Interviewer: And I guess it was a welcoming environment because they wanted you there?
Julian McMahon: They wanted us there. Louisiana people are a great breed of people and they have great food!
Interviewer: You must be really happy with how your career is going, with Nip / Tuck and with the move to cinema. Do you feel like it’s going according to plan?
Julian McMahon: If it’s a plan, it’s pretty broad and broad. I believe things happen for a reason. But at the same time my real mission is to keep working in this industry with the scripts I like, the characters that challenge me and the people I admire.
It can be someone like Sandy or a great director like Mennan Yapo. Or even just a guy who just finished college. It’s a big deal when you’re in it, and the ability to do things that surprise you is always evident. For me, it’s just about challenging myself – that’s the most important thing – and taking care of my child and paying my bills.
Interviewer: Are you still part of Nip / Tuck’s future?
Julian McMahon: Oh yeah, I have two more years left on my contract and at least I’ll fulfill them. We will see what happens next.
Interviewer: Can you tell us a little about your involvement in the Fantastic Four sequel?
Julian McMahon: Doctor Doom comes back and is pissed that he was melted and frozen and sent away in a coffin for a long cruise. So when he comes back he’s embittered and twisted.
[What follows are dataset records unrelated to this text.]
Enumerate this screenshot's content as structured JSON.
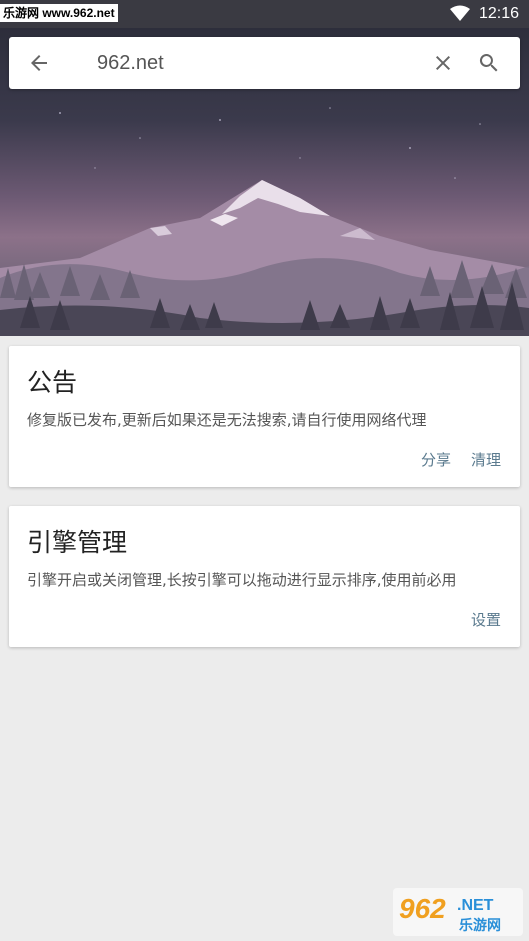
{
  "status_bar": {
    "watermark": "乐游网 www.962.net",
    "time": "12:16",
    "wifi_icon": "wifi-icon"
  },
  "search": {
    "value": "962.net",
    "back_icon": "back-arrow-icon",
    "clear_icon": "close-icon",
    "search_icon": "search-icon"
  },
  "cards": {
    "announcement": {
      "title": "公告",
      "description": "修复版已发布,更新后如果还是无法搜索,请自行使用网络代理",
      "share_label": "分享",
      "clear_label": "清理"
    },
    "engine": {
      "title": "引擎管理",
      "description": "引擎开启或关闭管理,长按引擎可以拖动进行显示排序,使用前必用",
      "settings_label": "设置"
    }
  },
  "watermark_bottom": {
    "brand": "962.NET",
    "subtitle": "乐游网"
  },
  "colors": {
    "status_bar": "#3a3a42",
    "action_text": "#5a7a8e",
    "background": "#ececec"
  }
}
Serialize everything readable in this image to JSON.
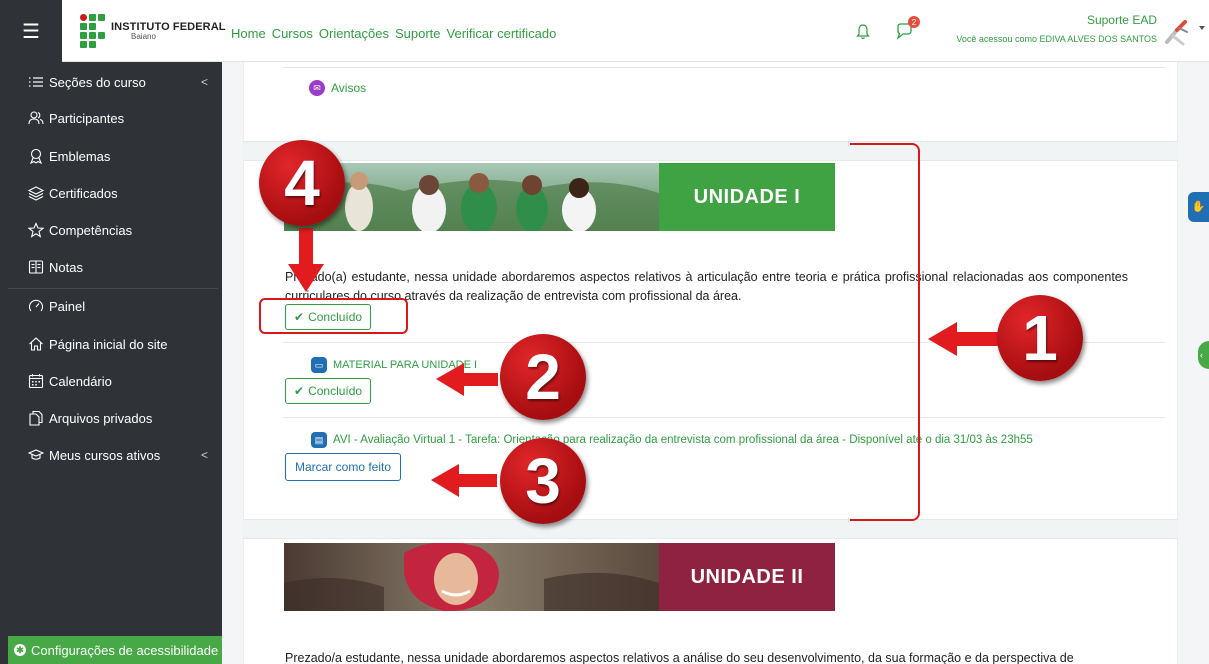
{
  "navbar": {
    "logo_title": "INSTITUTO FEDERAL",
    "logo_subtitle": "Baiano",
    "links": [
      "Home",
      "Cursos",
      "Orientações",
      "Suporte",
      "Verificar certificado"
    ],
    "chat_badge": "2",
    "user_name": "Suporte EAD",
    "logged_as": "Você acessou como EDIVA ALVES DOS SANTOS"
  },
  "sidebar": {
    "items": [
      {
        "label": "Seções do curso",
        "icon": "list-icon"
      },
      {
        "label": "Participantes",
        "icon": "users-icon"
      },
      {
        "label": "Emblemas",
        "icon": "badge-icon"
      },
      {
        "label": "Certificados",
        "icon": "layers-icon"
      },
      {
        "label": "Competências",
        "icon": "star-icon"
      },
      {
        "label": "Notas",
        "icon": "table-icon"
      },
      {
        "label": "Painel",
        "icon": "dashboard-icon"
      },
      {
        "label": "Página inicial do site",
        "icon": "home-icon"
      },
      {
        "label": "Calendário",
        "icon": "calendar-icon"
      },
      {
        "label": "Arquivos privados",
        "icon": "files-icon"
      },
      {
        "label": "Meus cursos ativos",
        "icon": "graduation-cap-icon"
      }
    ],
    "accessibility": "Configurações de acessibilidade"
  },
  "main": {
    "avisos": "Avisos",
    "unit1": {
      "banner": "UNIDADE I",
      "summary": "Prezado(a) estudante, nessa unidade abordaremos aspectos relativos à articulação entre teoria e prática profissional relacionadas aos componentes curriculares do curso através da realização de entrevista com profissional da área.",
      "done_label": "Concluído",
      "material": "MATERIAL PARA UNIDADE I",
      "material_done": "Concluído",
      "avi": "AVI - Avaliação Virtual 1 - Tarefa: Orientação para realização da entrevista com profissional da área - Disponível até o dia 31/03 às 23h55",
      "mark_done": "Marcar como feito"
    },
    "unit2": {
      "banner": "UNIDADE II",
      "summary": "Prezado/a estudante, nessa unidade abordaremos aspectos relativos a análise do seu desenvolvimento, da sua formação e da perspectiva de"
    }
  },
  "annotations": {
    "markers": [
      "1",
      "2",
      "3",
      "4"
    ]
  },
  "colors": {
    "brand_green": "#2f9e41",
    "sidebar_bg": "#2f3338",
    "annotation_red": "#d7191d",
    "unit2_label_bg": "#8e2240"
  }
}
To me it’s kind of like the Dr Doom I know from cartoons and comics.
He’s always been a bit different once we put him in the movie than I thought he was. But his whole thing was: ‘Take control of the universe, own it all, destroy the Fantastic Four and manipulate anyone’s powers if you can.’ So that’s what it does.
EX-SORCERER JULIAN MCMAHON THINKS THERE IS A ‘HUGE AUDIENCE’ FOR THE REBOOT.
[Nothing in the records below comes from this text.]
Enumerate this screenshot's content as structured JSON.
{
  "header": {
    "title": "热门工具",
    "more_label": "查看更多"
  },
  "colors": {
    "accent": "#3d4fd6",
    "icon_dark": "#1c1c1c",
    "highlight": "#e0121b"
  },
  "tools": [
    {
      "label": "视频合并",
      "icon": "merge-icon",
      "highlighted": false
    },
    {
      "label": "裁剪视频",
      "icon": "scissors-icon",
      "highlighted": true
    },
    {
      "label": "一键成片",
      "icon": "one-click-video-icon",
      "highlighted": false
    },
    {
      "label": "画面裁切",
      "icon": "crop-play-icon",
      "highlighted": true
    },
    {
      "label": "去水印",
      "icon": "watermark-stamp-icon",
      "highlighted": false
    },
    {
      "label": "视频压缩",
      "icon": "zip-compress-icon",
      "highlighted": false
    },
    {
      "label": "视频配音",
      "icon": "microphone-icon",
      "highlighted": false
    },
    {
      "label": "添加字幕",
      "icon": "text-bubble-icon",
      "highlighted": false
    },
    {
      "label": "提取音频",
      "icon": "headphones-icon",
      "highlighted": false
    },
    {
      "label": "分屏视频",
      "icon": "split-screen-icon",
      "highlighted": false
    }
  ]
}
Updated on: August 2, 2018
The CW’s Charmed reboot is expected to debut this fall with a brand new trio of actresses – Madeline Mantock, Melonie Diaz and Sarah Jeffery – who harness the power of the three. Jane The Virgin’s Jennie Snyder Urman is behind this reimagining of Constance M. Burge’s popular WB series, which has already received some thoughtful criticism from Holly Marie Combs and Shannen Doherty, and ultimately, the blessing of Rose McGowan (Alyssa Milano just seems nostalgic).
As Phoebe’s diabolical ex-husband, Julian McMahon had a recurring role in the original series, as well as great chemistry with its leads. Now he’s looking to take the world by storm with Marvel’s Runaways, whose set The AV Club visited this week as part of the Television Critics Association’s summer press tour. When asked about his thoughts on the reboot, which has a more inclusive cast, McMahon admitted he hadn’t heard of it. ‘I didn’t really know what was going on, just because I had my head in the sand a little bit,’ said McMahon, pointing to the top-secret lair and [REDACTED] around us.
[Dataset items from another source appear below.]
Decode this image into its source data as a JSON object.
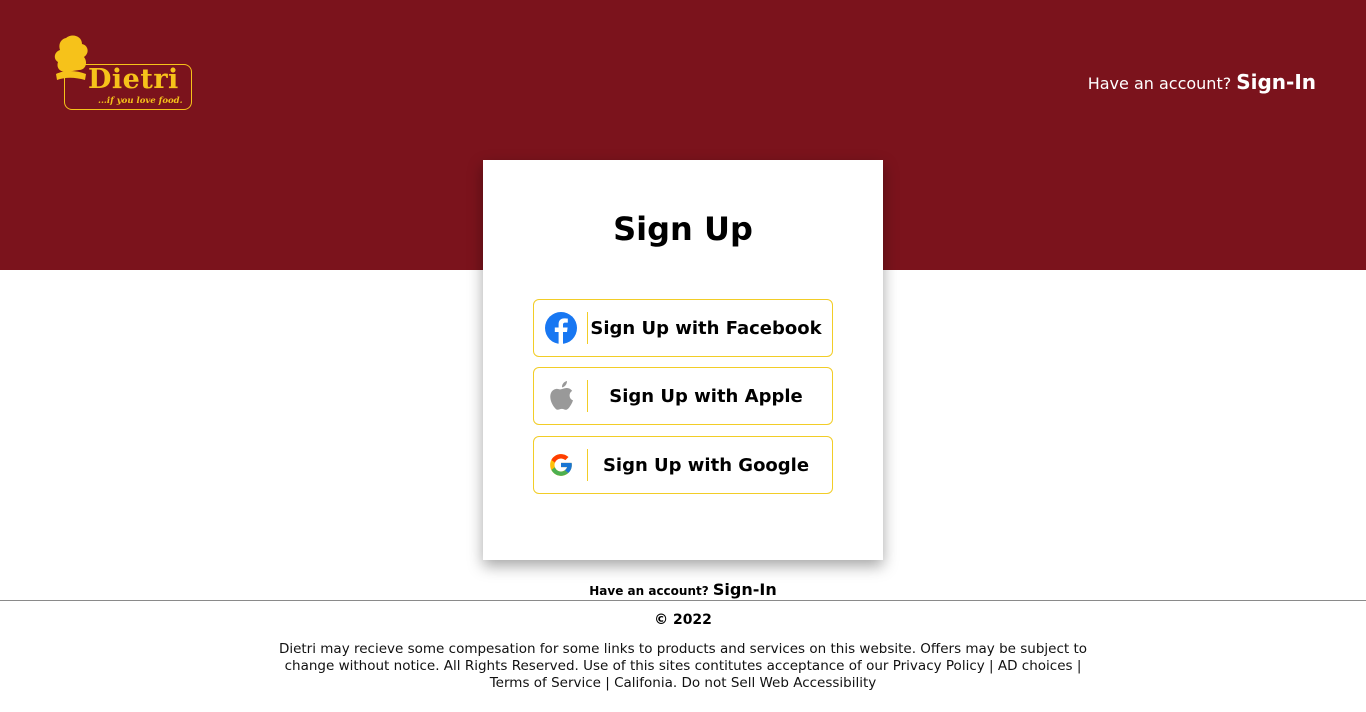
{
  "brand": {
    "name": "Dietri",
    "tagline": "...if you love food.",
    "colors": {
      "primary": "#7b131c",
      "accent": "#f6c21a"
    }
  },
  "header": {
    "account_prompt": "Have an account?",
    "signin_label": "Sign-In"
  },
  "card": {
    "title": "Sign Up",
    "buttons": [
      {
        "label": "Sign Up with Facebook",
        "icon": "facebook-icon"
      },
      {
        "label": "Sign Up with Apple",
        "icon": "apple-icon"
      },
      {
        "label": "Sign Up with Google",
        "icon": "google-icon"
      }
    ]
  },
  "below_card": {
    "account_prompt": "Have an account?",
    "signin_label": "Sign-In"
  },
  "footer": {
    "copyright": "© 2022",
    "disclaimer": "Dietri may recieve some compesation for some links to products and services on this website. Offers may be subject to change without notice. All Rights Reserved. Use of this sites contitutes acceptance of our Privacy Policy | AD choices | Terms of Service | Califonia. Do not Sell Web Accessibility"
  }
}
McMahon wasn’t asked to appear in the reboot somehow, but wishes Urman and the new cast luck:
It looks like it’s going to be great. The original incarnation was really cool, and I was really, really proud to be a part of it. And you know, I wouldn’t change it for the world. If they’re rebooting something like this, it had such a large audience to begin with, so I can see how, if you did it right, you could tap into that again. There is an equally large audience to tap into now. I love girls, I loved my character. So, if they can create something that people like as much as they did then, then hats off to them.